In riferimento a questo quadro, il volume presenta una riflessione sulla cultura alpina contemporanea come dispositivo di attivazione di processi di sviluppo territoriale.
Questa riflessione parte da un lavoro di ricerca promosso e sostenuto dalla Fondazione Cassa di Risparmio di Cuneo, con l'obiettivo di fornire indicazioni teorico-metodologiche per la definizione di un nuovo percorso che lega le pratiche culturali (più in generale la cultura) ai processi di sviluppo nelle aree a bassa densità, in particolare montano-rurali, mostrando come queste possano svolgere un ruolo di contenitore di percorsi innovativi di sviluppo.

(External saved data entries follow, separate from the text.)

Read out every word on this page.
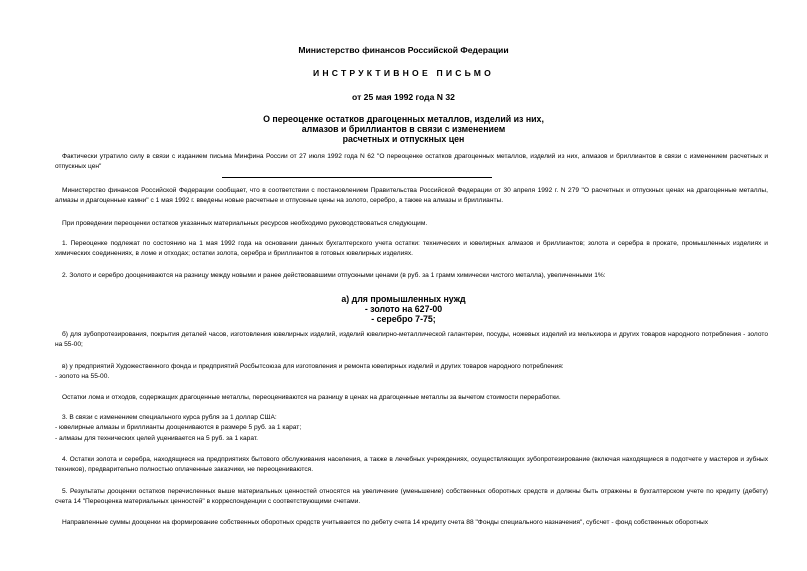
Министерство финансов Российской Федерации

ИНСТРУКТИВНОЕ ПИСЬМО

от 25 мая 1992 года N 32

О переоценке остатков драгоценных металлов, изделий из них,
алмазов и бриллиантов в связи с изменением
расчетных и отпускных цен

Фактически утратило силу в связи с изданием письма Минфина России от 27 июля 1992 года N 62 "О переоценке остатков драгоценных металлов, изделий из них, алмазов и бриллиантов в связи с изменением расчетных и отпускных цен"

Министерство финансов Российской Федерации сообщает, что в соответствии с постановлением Правительства Российской Федерации от 30 апреля 1992 г. N 279 "О расчетных и отпускных ценах на драгоценные металлы, алмазы и драгоценные камни" с 1 мая 1992 г. введены новые расчетные и отпускные цены на золото, серебро, а также на алмазы и бриллианты.

При проведении переоценки остатков указанных материальных ресурсов необходимо руководствоваться следующим.

1. Переоценке подлежат по состоянию на 1 мая 1992 года на основании данных бухгалтерского учета остатки: технических и ювелирных алмазов и бриллиантов; золота и серебра в прокате, промышленных изделиях и химических соединениях, в ломе и отходах; остатки золота, серебра и бриллиантов в готовых ювелирных изделиях.

2. Золото и серебро дооцениваются на разницу между новыми и ранее действовавшими отпускными ценами (в руб. за 1 грамм химически чистого металла), увеличенными 1%:

а) для промышленных нужд
- золото на 627-00
- серебро 7-75;

б) для зубопротезирования, покрытия деталей часов, изготовления ювелирных изделий, изделий ювелирно-металлической галантереи, посуды, ножевых изделий из мельхиора и других товаров народного потребления - золото на 55-00;

в) у предприятий Художественного фонда и предприятий Росбытсоюза для изготовления и ремонта ювелирных изделий и других товаров народного потребления:
- золото на 55-00.

Остатки лома и отходов, содержащих драгоценные металлы, переоцениваются на разницу в ценах на драгоценные металлы за вычетом стоимости переработки.

3. В связи с изменением специального курса рубля за 1 доллар США:
- ювелирные алмазы и бриллианты дооцениваются в размере 5 руб. за 1 карат;
- алмазы для технических целей уценивается на 5 руб. за 1 карат.

4. Остатки золота и серебра, находящиеся на предприятиях бытового обслуживания населения, а также в лечебных учреждениях, осуществляющих зубопротезирование (включая находящиеся в подотчете у мастеров и зубных техников), предварительно полностью оплаченные заказчики, не переоцениваются.

5. Результаты дооценки остатков перечисленных выше материальных ценностей относятся на увеличение (уменьшение) собственных оборотных средств и должны быть отражены в бухгалтерском учете по кредиту (дебету) счета 14 "Переоценка материальных ценностей" в корреспонденции с соответствующими счетами.

Направленные суммы дооценки на формирование собственных оборотных средств учитывается по дебету счета 14 кредиту счета 88 "Фонды специального назначения", субсчет - фонд собственных оборотных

Maria Anna Bertolino, dottore di ricerca in Scienze antropologiche, conduce ricerche in area alpina relative ai cambiamenti sociali e alle trasformazioni culturali in atto. Lavora come consulente per fondazioni e amministrazioni locali nel campo della progettazione partecipata. Tra le sue pubblicazioni, Eppur si vive. Nuove pratiche del vivere e dell'abitare nelle Alpi occidentali (Roma, 2014).

Federica Corrado, ricercatrice in Tecnica e pianificazione urbanistica al Politecnico di Torino. Si occupa di strumenti e politiche territoriali per la programmazione e progettazione dello sviluppo territoriale. È attualmente Presidente della Commissione Internazionale per la Protezione delle Alpi in Italia (CIPRA Italia) ed è membro del Comitato di redazione della Revue de Geographie Alpine/Journal of Alpine Research.